The Great Unexpected 

 

 

 

On An Irish Island for St. Patrick’s Day

If you can’t get to Ireland for St. Patrick’s Day, Robert Kanigel will escort you back to the old country in his tribute to the Great Blasket Island – On An Irish Island.

In the early twentieth century, the Gaelic language was slowly replaced by English across Ireland; only a few remote places held on to the traditions and the lilting Irish. The Blasket Island, only three miles long and a half mile wide, with 150 inhabitants, not including sheep, donkeys, and chickens, had no electricity or telephones. But the Gaelic language that had died away on the mainland was alive there, and became the seed for germinating books and plays, and regenerating interest in the language. Young British writers and scholars, looking for ideas and solitude, traveled West to Blasket and found the pot of gold.

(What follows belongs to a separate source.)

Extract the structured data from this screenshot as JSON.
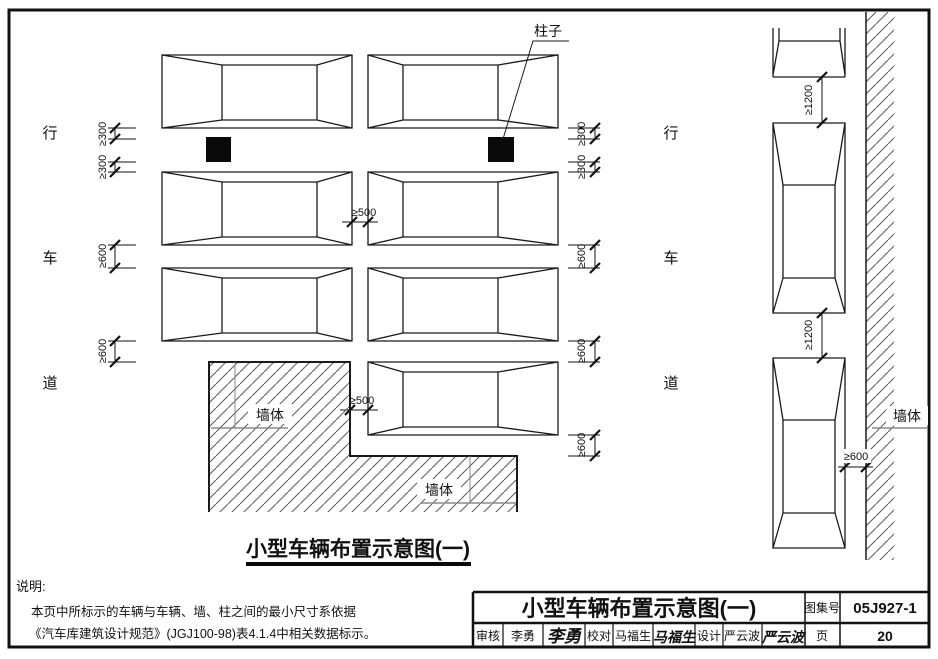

Kanigel describes the beauty of the cliffs, the sea, and a simple way of life. John Millington Synge was inspired to write his famous Irish play Playboy of the Western World, while staying on the island for a short time as the guest of the island king.

“Synge was given a small room just off the stone house’s main room. . . . In the evenings the house filled up with sometimes twenty or thirty people, talking, drinking, and dancing.”

St. Patrick’s Day seemed like a good day to start reading this celebration of the old Ireland that lives on in the literature of those who were influenced by the Blasket islanders.